The second line, calling his child Jesus, was another blow. Gus Dudgeon calls the line “ironic” (and the whole song “cinematic”) because Levon is used as what he describes as “a so-called christian name”. Levon was inspired by Levon Helm, founder, drummer, and lead singer of The Band, a raucous gutter rock band with surprisingly mellow harmonies. Helm would hardly be described (then, at least) as “Christian”.
Just to make sure the listener knows the context, Taupin presents Levon as wealthy, able to afford the finest school. Again, the image might be lost on post 80s people, because wealth in those days (especially in rock music) was a pejorative condition. Notice that Levon is presented with miserly images of counting his money all day in his garage.

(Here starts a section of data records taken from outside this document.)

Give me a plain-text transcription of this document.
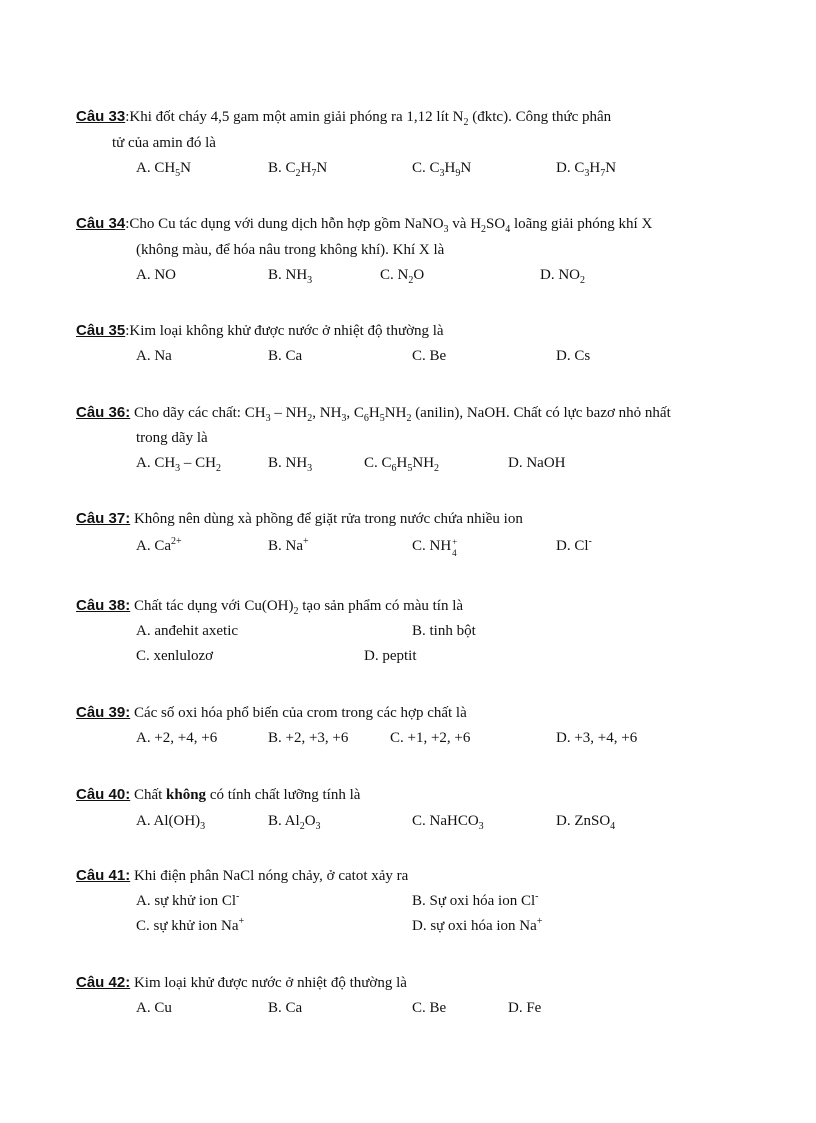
Câu 33:Khi đốt cháy 4,5 gam một amin giải phóng ra 1,12 lít $N_2$ (đktc). Công thức phân
tử của amin đó là
A. $CH_5N$	B. $C_2H_7N$	C. $C_3H_9N$	D. $C_3H_7N$
Câu 34:Cho Cu tác dụng với dung dịch hỗn hợp gồm NaNO$_3$ và $H_2SO_4$ loãng giải phóng khí X
(không màu, để hóa nâu trong không khí). Khí X là
A. NO	B. $NH_3$	C. $N_2O$	D. $NO_2$
Câu 35:Kim loại không khử được nước ở nhiệt độ thường là
A. Na	B. Ca	C. Be	D. Cs
Câu 36: Cho dãy các chất: $CH_3 - NH_2$, $NH_3$, $C_6H_5NH_2$ (anilin), NaOH. Chất có lực bazơ nhỏ nhất
trong dãy là
A. $CH_3 - CH_2$	B. $NH_3$	C. $C_6H_5NH_2$	D. NaOH
Câu 37: Không nên dùng xà phồng để giặt rửa trong nước chứa nhiều ion
A. $Ca^{2+}$	B. Na+	C. NH +
4	D. Cl-
Câu 38: Chất tác dụng với $Cu(OH)_2$ tạo sản phẩm có màu tín là
A. anđehit axetic	B. tinh bột
C. xenlulozơ	D. peptit
Câu 39: Các số oxi hóa phổ biến của crom trong các hợp chất là
A. +2, +4, +6	B. +2, +3, +6	C. +1, +2, +6	D. +3, +4, +6
Câu 40: Chất không có tính chất lưỡng tính là
A. $Al(OH)_3$	B. $Al_2O_3$	C. NaHCO$_3$	D. ZnSO$_4$
Câu 41: Khi điện phân NaCl nóng chảy, ở catot xảy ra
A. sự khử ion Cl-	B. Sự oxi hóa ion Cl-
C. sự khử ion Na+	D. sự oxi hóa ion Na+
Câu 42: Kim loại khử được nước ở nhiệt độ thường là
A. Cu	B. Ca	C. Be	D. Fe
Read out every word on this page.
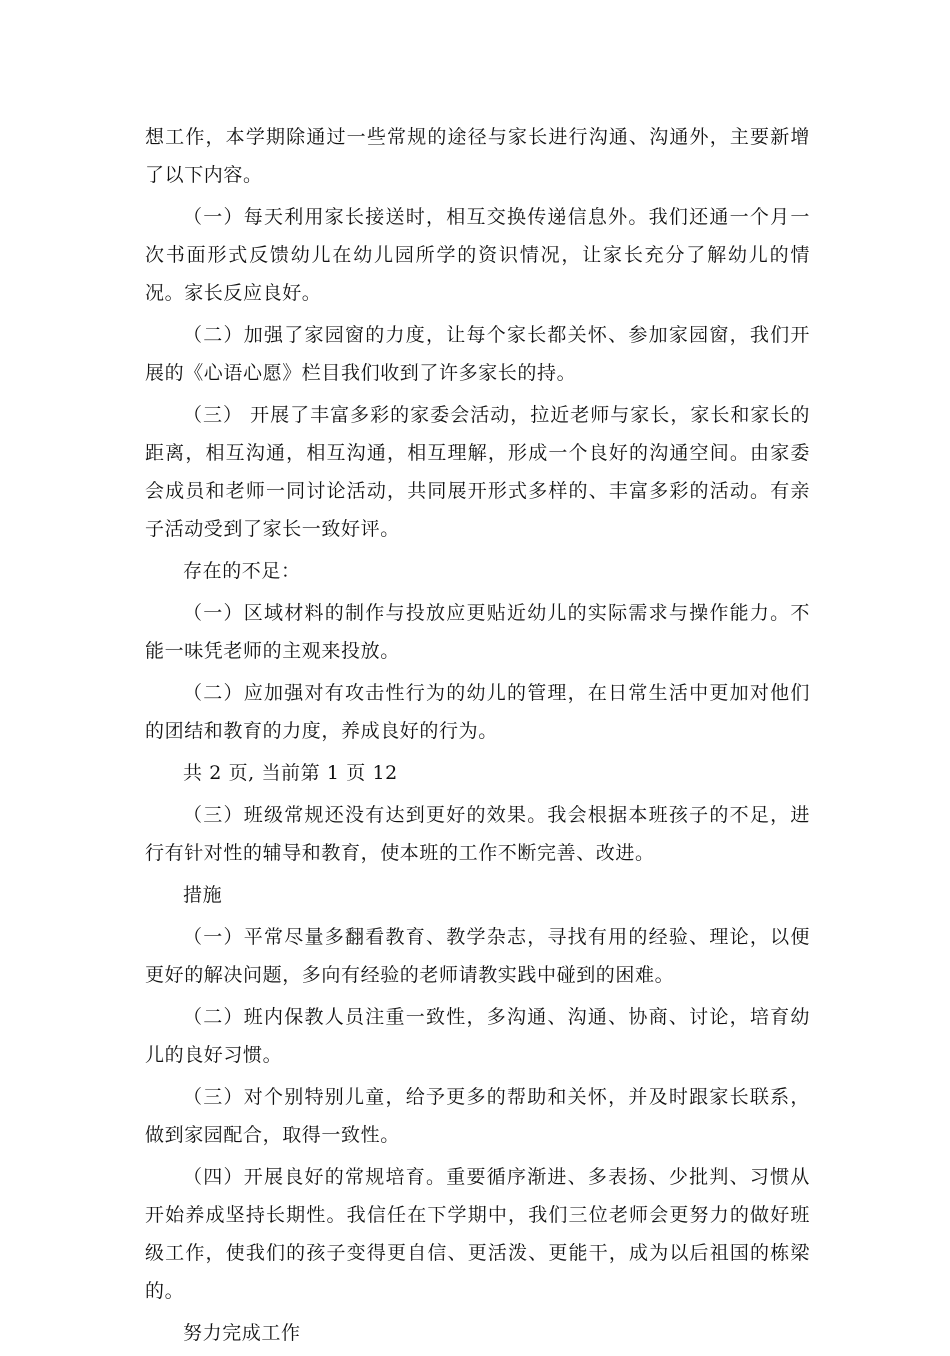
想工作，本学期除通过一些常规的途径与家长进行沟通、沟通外，主要新增了以下内容。

（一）每天利用家长接送时，相互交换传递信息外。我们还通一个月一次书面形式反馈幼儿在幼儿园所学的资识情况，让家长充分了解幼儿的情况。家长反应良好。

（二）加强了家园窗的力度，让每个家长都关怀、参加家园窗，我们开展的《心语心愿》栏目我们收到了许多家长的持。

（三） 开展了丰富多彩的家委会活动，拉近老师与家长，家长和家长的距离，相互沟通，相互沟通，相互理解，形成一个良好的沟通空间。由家委会成员和老师一同讨论活动，共同展开形式多样的、丰富多彩的活动。有亲子活动受到了家长一致好评。

存在的不足：

（一）区域材料的制作与投放应更贴近幼儿的实际需求与操作能力。不能一味凭老师的主观来投放。

（二）应加强对有攻击性行为的幼儿的管理，在日常生活中更加对他们的团结和教育的力度，养成良好的行为。

共 2 页, 当前第 1 页 12

（三）班级常规还没有达到更好的效果。我会根据本班孩子的不足，进行有针对性的辅导和教育，使本班的工作不断完善、改进。

措施

（一）平常尽量多翻看教育、教学杂志，寻找有用的经验、理论，以便更好的解决问题，多向有经验的老师请教实践中碰到的困难。

（二）班内保教人员注重一致性，多沟通、沟通、协商、讨论，培育幼儿的良好习惯。

（三）对个别特别儿童，给予更多的帮助和关怀，并及时跟家长联系，做到家园配合，取得一致性。

（四）开展良好的常规培育。重要循序渐进、多表扬、少批判、习惯从开始养成坚持长期性。我信任在下学期中，我们三位老师会更努力的做好班级工作，使我们的孩子变得更自信、更活泼、更能干，成为以后祖国的栋梁的。

努力完成工作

A sub-theme of futility with a surreal twist of fate arises when the war begins (Vietman was a long war, spanning decades), and the New York Times announces that God is dead (as it did in an actual headline in the 60s). Levon is born to Alvin Tustig, a poor man without significance, who had great hopes for his son. But the jading of the society, with its now dead God, is an eerie precursor to the jading of Levon himself, whose life will center around petty matters like wealth and poverty, while the greater matters of his own honor and his own son will slowly escape him, like air escaping from a slow leak.
Jesus, his son, just wastes the days away like Levon does, but with a difference. Jesus longs for something, and we get the sense that Levon never did. Jesus wants to get out of there ("…wants to go to Venus Leaving Levon far behind…"), finding his father uninspiring and spiritually dead. But now you wonder, because Levon was intended to carry on the family faith and tradition. When Elton bellows out the line “He shall be Levon,” it sounds like “He shall be-lieve on.”

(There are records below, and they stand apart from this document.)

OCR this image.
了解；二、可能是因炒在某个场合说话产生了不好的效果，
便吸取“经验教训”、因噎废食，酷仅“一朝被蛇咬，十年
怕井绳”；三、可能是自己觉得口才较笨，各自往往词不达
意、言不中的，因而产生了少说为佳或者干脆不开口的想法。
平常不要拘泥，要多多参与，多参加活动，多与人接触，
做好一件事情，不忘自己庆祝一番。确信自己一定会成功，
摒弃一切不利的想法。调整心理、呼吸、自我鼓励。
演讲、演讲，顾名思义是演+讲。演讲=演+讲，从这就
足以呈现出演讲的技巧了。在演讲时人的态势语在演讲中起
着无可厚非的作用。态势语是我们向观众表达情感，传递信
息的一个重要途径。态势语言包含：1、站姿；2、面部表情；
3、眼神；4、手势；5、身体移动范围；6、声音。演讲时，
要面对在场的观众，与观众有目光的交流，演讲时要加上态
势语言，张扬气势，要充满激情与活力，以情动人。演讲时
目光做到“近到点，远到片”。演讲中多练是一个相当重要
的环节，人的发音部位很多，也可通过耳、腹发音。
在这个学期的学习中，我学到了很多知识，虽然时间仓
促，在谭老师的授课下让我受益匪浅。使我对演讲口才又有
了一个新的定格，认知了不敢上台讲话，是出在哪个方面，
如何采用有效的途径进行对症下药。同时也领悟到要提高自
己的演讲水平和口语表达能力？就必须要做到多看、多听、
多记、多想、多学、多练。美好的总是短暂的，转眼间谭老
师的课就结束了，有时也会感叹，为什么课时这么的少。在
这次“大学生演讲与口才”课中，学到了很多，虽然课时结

But he doesn’t. He doesn’t believe on. He was supposed to be a good man, but he wraps up everything he has and everything he is in a tight and private coccoon. How can a man be good when God is dead? Not when He doesn’t exist, but when He did exist — and then DIED!
It’s a song about hope and dread, optimism and futility, faith and cynicism. The real hope in the song is Jesus, provided he can escape. Incidentally, the name Jesus is mentioned on the same album, Madman Across the Water, twice more, in “Rotten Peaches” and “Tiny Dancer”.